Wartanusa.id – Pemerintah Indonesia tengah menyiapkan sebuah lembaga khusus yang akan menangani kasus-kasus berita palsu atau hoax yang membanjiri di media sosial, menurut seorang pejabat pemerintahan pada Kamis (5/1), termasuk berita bohong terkait Tiongkok tengah melancarkan perang biologis terhadap NKRI dengan menggunakan bibit cabai yang terkontaminasi bakteri.
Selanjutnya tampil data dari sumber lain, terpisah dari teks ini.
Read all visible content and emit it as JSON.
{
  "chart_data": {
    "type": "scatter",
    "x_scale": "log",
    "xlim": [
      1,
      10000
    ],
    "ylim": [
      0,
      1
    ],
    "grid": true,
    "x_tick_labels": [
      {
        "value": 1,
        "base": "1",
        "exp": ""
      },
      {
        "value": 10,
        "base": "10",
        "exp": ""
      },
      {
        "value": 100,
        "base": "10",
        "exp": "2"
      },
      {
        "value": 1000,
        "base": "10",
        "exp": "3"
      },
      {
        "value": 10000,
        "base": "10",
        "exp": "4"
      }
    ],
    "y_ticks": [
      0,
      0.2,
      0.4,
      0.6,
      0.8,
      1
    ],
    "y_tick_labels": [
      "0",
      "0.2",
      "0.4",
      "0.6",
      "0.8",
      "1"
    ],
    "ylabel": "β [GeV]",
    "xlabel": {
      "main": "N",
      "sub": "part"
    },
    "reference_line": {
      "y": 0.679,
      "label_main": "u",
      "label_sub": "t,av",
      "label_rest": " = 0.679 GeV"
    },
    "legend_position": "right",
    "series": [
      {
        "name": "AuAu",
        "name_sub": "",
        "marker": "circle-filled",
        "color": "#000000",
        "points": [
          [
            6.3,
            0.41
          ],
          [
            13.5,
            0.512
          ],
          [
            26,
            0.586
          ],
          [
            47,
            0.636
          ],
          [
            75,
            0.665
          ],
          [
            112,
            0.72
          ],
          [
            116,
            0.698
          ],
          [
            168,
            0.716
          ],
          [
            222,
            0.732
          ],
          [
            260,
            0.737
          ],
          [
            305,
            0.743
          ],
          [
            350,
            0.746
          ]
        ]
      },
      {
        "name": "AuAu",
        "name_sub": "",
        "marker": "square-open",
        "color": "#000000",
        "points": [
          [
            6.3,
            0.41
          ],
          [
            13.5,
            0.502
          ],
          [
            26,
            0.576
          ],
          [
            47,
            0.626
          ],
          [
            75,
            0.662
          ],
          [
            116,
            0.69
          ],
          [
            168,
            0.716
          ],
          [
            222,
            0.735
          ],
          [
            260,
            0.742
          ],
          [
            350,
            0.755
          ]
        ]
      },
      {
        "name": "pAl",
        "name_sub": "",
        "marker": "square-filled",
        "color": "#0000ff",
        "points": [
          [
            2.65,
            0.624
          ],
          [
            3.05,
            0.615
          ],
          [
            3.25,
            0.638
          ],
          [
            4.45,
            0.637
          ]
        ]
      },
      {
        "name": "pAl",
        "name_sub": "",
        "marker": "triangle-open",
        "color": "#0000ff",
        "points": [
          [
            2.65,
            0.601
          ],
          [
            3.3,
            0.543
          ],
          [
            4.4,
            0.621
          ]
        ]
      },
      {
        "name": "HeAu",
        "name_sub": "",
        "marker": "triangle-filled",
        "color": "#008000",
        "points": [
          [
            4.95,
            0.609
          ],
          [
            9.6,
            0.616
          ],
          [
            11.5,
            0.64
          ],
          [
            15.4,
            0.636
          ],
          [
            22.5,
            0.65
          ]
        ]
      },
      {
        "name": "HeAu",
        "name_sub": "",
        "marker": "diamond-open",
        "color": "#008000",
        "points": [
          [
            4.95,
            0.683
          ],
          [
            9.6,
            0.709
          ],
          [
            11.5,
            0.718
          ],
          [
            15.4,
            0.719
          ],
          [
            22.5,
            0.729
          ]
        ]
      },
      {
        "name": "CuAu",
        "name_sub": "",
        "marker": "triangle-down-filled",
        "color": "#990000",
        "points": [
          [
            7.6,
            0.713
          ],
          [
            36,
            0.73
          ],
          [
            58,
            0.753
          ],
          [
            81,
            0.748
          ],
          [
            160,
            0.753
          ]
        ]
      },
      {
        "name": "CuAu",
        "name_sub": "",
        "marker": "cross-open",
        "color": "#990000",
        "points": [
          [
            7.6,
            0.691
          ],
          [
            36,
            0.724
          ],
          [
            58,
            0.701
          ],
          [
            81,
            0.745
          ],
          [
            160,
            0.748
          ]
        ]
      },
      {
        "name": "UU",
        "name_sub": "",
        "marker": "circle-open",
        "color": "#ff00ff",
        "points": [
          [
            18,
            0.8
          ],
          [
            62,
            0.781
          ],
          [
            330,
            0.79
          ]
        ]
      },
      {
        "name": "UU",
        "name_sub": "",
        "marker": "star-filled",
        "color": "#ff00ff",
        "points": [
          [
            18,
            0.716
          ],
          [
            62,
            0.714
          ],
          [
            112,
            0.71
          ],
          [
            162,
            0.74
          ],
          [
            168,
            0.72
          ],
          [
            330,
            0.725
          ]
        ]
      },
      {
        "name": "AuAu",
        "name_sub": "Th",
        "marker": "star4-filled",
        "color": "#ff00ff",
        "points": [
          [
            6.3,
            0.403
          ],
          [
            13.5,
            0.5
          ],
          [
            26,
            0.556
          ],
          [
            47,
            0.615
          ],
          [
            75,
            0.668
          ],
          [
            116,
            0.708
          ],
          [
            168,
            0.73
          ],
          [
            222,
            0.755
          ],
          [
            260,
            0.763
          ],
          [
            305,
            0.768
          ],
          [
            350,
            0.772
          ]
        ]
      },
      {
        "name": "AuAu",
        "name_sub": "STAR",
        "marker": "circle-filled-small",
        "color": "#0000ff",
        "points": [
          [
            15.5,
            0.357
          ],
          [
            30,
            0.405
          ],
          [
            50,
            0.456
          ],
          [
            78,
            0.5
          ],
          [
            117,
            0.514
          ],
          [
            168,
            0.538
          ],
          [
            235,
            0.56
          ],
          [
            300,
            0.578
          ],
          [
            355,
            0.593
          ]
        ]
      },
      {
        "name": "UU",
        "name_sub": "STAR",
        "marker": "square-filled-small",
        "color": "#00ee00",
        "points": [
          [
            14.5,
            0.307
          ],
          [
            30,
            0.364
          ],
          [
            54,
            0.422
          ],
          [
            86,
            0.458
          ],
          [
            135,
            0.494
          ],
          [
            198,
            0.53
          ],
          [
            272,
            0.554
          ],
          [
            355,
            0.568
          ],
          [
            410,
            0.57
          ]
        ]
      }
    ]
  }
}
Badan atau lembaga yang fokus mengurus dunia maya itu juga akan berusaha untuk melindungi lembaga-lembaga negara dari serangan hacker, kata juru bicara kepresidenan, Johan Budi.
Menko Polhukam, Wiranto, mengatakan bahwa langkah itu diperlukan untuk memerangi berita-berita bohong atau hoax yang beredar luas di media sosial yang isinya cenderung fitnah, palsu, dan menyesatkan, serta menebar kebencian.
“Kebebasan berbicara dan berpendapat adalah hak dalam demokrasi tetapi ada juga kewajiban untuk mematuhi aturan dan hukum yang berlaku,” kata Wiranto.
Lembaga khusus tersebut nantinya akan mempunyai tugas untuk memantau kabar yang beredar secara online dan memeriksa apakah itu hoax atau tidak dan menginvestigasinya. Tugas lembaga baru ini akan diawasi oleh Menkopolhukam dan akan bekerja bersama instansi pemerintah lainnya.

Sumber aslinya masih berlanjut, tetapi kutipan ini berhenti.